My moments might include being present at the birth of a new baby; standing on top of a mountain after having climbed there with my own two feet; tasting a fresh green bean from a vine I had planted myself; riding a horse down a dirt road on a perfect autumn day; hitting a high note in a choral concert with a full orchestra; or, since I’m a priest, celebrating the Holy Eucharist. Your moments will be different, because God has created each of us unique – and thank God for that!  That’s what Billy Joel didn’t realize – that the saints are fun because of their utter uniqueness, while the sinners are boring because they are all, in their self-centeredness and rejection of joy, exactly the same.

And many of those perfect moments that help you to envision what the presence of God might be like, are probably associated with the presence of other humans – people who, perhaps, have already gone before you into eternity and with whom you are hoping to be reunited as we all dance together around the divine Throne. One of the glories of heaven will be finding again those whom we have lost, and also knowing for the first time many saints of other times and places, some of whom we have heard of and some of whom have been forgotten here on earth.  This eternal union of all with each other and with God is called the Communion of Saints, and it is one of the great joys of eternity. (This is perhaps an appropriate moment to point out that one of the most widespread misconceptions of the Christian heaven is that people who go to it turn into angels. That is simply not true; angels are an entire separate order of created beings, immaterial, immortal, and genderless, among other differences from humans. Humans who are perfected in God’s presence are saints.)

As we fill in our mental image of what it will actually be like to be in the presence of God, we should also remember that in classical Christian theology, if there is an immaterial heaven where people float around on clouds amid beams of light, it is only an interim existence. Scripture promises that at the end of time, we will not be “raptured” from earth to heaven, but rather, earth will be re-created along with heaven.  The whole creation will be made new, and the new creation will be more, not less, real and material than the current one.

The final book of the Bible, the Revelation to John, the “happily ever after” of the whole Christian story, depicts God dwelling with us in a city made of jewels and gold, with God’s throne in the centre and trees that bear fruit year round and whose leaves are “for the healing of the nations” (Revelation 22:2).

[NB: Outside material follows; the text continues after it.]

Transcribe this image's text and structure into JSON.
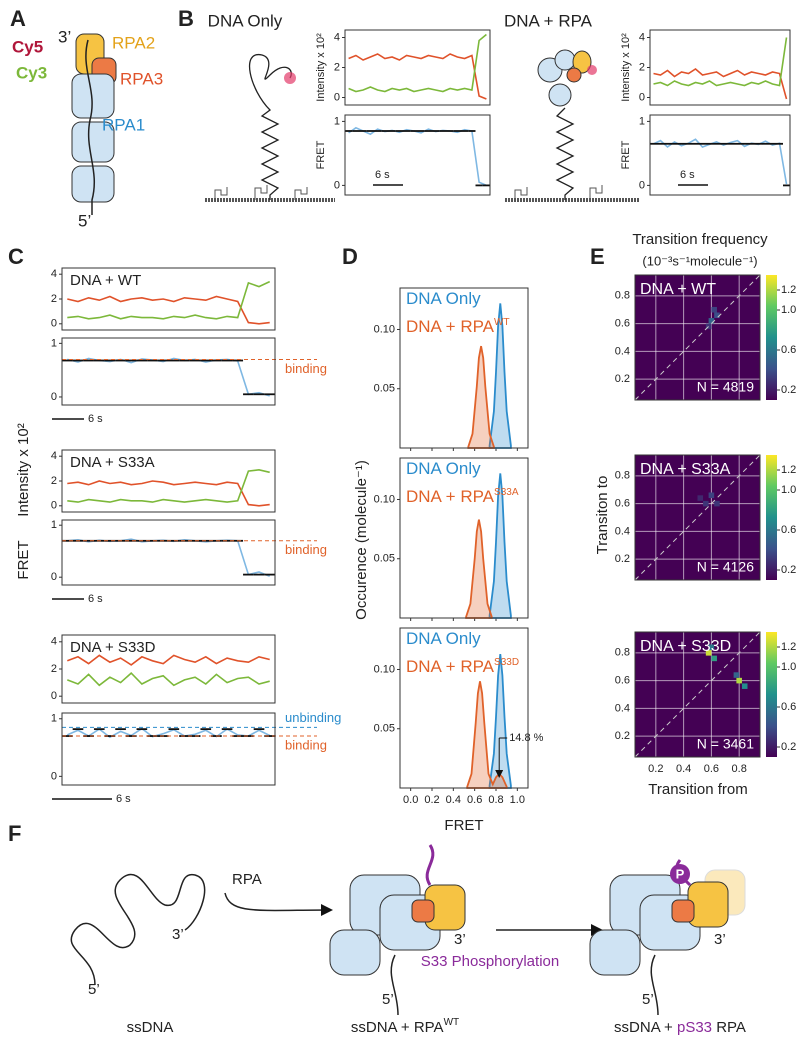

The city has no need of a temple or of a sun or moon, because God is in her midst and is her light. The Creeds affirm “the resurrection of the body and the life everlasting,” and while some believe that the soul and body are not reunited until the end of time, reunited they will be, as St. Paul indicated in the passage about the mortal body as a seed that I cited above.

The best and most concise description of what heaven will be like that I’ve come across is in a short story by Jo Walton. In it, St. Zenobius, a medieval Florentine, is welcoming a new crop of resurrected saints to heaven.

“You may have heard it called ‘worship,’ but we usually call it ‘the Great Work.’ Those of you who have a theatrical tradition on your worlds can think of it like putting on a great play. It’s also been compared to doing scientific research, and to the Renaissance. It’s our great work of art. Your life on your planet has honed you into a tool for joining in. it’s like music and like painting and sculpture and chemistry and cosmology and dancing and costuming and a whole host of other arts and sciences you may be interested to learn. We all participate in our different ways. It’s a performance, a great performance with its acts and seasons, a performance that began with the Big Bang, an artwork whose canvas is galaxies. … Come on now, all of you. It’ll be such fun.” (2)


  1. Lewis, C. S. The Great Divorce. HarperCollins, 2001, p. 75.

  2. Walton, Jo. “St. Zenobius and the Aliens,” in Starlings, Tachyon Publications, San Francisco, 2018, pp. 116-117.